Another step may be taken in the effort to protect children from sports betting, although there is some debate as to whether it is one step further than necessary. Tom Waterhouse recently came under fire for the way he was spruiking live betting odds during sports broadcasts but now the question is being raised about whether football jumpers that display betting company logos should be banned or not, the argument being that children look up to these players and gambling shouldn’t be part of that image.
The joint select committee on gambling reform recommends a review of merchandise that features the gambling logos from Sports Minister Kate Lundy, as well as a review of betting promotion overall at sports venues. The effect of gambling advertising on children is also to be investigated by the Australian Gambling Research Centre.
One issue is that the corporate bookmakers who put a lot of money into Australia’s gambling market would suffer. The issue is currently under review but if a ban on gambling advertising during primetime did come to pass, it might extend far beyond Julia Gillard’s intervention to cut live betting odds from sports broadcasts. This new TV code of practice would permit the broadcasting of gambling promotions before and after games, as well as at half and quarter time. But whether any of these changes would actually protect children is questionable.
Evidence has shown that children are already familiar with different betting companies and Tom Waterhouse has also been known to sign autographs for children at NRL matches.

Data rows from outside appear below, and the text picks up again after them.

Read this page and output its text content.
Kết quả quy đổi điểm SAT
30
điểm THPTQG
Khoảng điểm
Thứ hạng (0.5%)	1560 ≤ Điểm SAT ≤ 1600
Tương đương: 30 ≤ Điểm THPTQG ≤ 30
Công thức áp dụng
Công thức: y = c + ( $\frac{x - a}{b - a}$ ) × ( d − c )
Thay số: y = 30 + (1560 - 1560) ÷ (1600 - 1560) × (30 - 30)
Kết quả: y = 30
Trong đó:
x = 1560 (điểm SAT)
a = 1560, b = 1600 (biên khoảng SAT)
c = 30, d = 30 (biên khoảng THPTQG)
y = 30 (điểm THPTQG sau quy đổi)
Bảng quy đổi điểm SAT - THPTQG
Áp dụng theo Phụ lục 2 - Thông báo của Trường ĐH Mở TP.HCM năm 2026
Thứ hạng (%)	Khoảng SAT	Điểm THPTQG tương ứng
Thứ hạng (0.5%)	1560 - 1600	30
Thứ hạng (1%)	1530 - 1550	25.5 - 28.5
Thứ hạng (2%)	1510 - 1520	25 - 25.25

The fact that he is recognised as a celebrity by children is of some concern and it was the controversy surrounding his appearances on live football broadcasts that led to Gillard banning live updates of betting odds, as well as removing odds spruikers from the commentary team.

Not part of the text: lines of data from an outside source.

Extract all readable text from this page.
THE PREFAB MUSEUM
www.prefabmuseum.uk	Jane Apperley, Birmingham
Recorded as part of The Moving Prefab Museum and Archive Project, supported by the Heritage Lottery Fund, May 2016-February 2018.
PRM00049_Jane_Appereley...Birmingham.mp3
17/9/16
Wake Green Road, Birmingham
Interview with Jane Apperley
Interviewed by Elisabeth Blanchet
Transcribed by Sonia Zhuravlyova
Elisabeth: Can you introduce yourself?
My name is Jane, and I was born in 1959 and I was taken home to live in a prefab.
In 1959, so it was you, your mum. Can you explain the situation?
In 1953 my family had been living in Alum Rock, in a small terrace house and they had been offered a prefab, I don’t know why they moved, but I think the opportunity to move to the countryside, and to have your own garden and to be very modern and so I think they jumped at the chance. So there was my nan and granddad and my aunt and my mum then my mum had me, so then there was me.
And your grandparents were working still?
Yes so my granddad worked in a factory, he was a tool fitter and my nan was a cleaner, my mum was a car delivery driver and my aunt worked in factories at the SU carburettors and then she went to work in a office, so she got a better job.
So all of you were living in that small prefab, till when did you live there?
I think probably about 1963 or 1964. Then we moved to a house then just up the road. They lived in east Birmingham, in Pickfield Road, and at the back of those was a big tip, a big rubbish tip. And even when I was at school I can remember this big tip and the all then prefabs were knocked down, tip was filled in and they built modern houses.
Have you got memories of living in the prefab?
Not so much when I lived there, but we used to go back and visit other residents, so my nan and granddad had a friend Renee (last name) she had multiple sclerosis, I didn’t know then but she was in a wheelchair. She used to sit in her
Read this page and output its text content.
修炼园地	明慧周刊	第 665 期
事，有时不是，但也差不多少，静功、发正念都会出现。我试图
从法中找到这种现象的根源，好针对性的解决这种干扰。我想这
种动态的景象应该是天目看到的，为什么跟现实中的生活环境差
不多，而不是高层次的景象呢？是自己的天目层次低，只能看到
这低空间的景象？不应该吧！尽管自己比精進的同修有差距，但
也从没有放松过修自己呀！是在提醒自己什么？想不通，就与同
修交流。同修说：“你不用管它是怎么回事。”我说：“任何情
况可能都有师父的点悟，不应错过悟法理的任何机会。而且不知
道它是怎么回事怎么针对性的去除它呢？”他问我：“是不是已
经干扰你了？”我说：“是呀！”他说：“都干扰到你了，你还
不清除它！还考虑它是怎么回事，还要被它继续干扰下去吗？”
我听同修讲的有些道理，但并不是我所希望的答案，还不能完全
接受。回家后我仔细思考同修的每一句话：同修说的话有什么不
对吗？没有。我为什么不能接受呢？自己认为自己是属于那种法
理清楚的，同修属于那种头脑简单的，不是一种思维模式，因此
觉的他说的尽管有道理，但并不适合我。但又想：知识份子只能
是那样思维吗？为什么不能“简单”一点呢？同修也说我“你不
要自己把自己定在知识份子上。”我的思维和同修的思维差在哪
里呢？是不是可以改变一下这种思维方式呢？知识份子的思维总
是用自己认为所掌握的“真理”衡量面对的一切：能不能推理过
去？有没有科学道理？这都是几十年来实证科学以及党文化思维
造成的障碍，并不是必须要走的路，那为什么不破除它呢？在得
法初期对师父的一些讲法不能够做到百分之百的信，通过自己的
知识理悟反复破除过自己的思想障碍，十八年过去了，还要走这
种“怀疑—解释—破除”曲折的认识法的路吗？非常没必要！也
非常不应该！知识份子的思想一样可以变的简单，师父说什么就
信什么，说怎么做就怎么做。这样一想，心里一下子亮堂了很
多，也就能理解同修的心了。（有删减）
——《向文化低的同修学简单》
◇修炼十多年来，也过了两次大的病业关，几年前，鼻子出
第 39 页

The committee has said that it shares the same concern as the community regarding the influence sports betting promotions and advertisement can have on younger viewers and that since NRL and AFL market themselves as family sports and are regarded as such, they should not be exposing children to the world of sports betting, especially not to the extent that they have so far.
A spokesman for Communications Minister Stephen Conroy said that he is satisfied that the networks have already achieved the right balance with the recent changes and that parents should stop worrying as their children can now enjoy sports events without being subjected to gambling advertising during the games.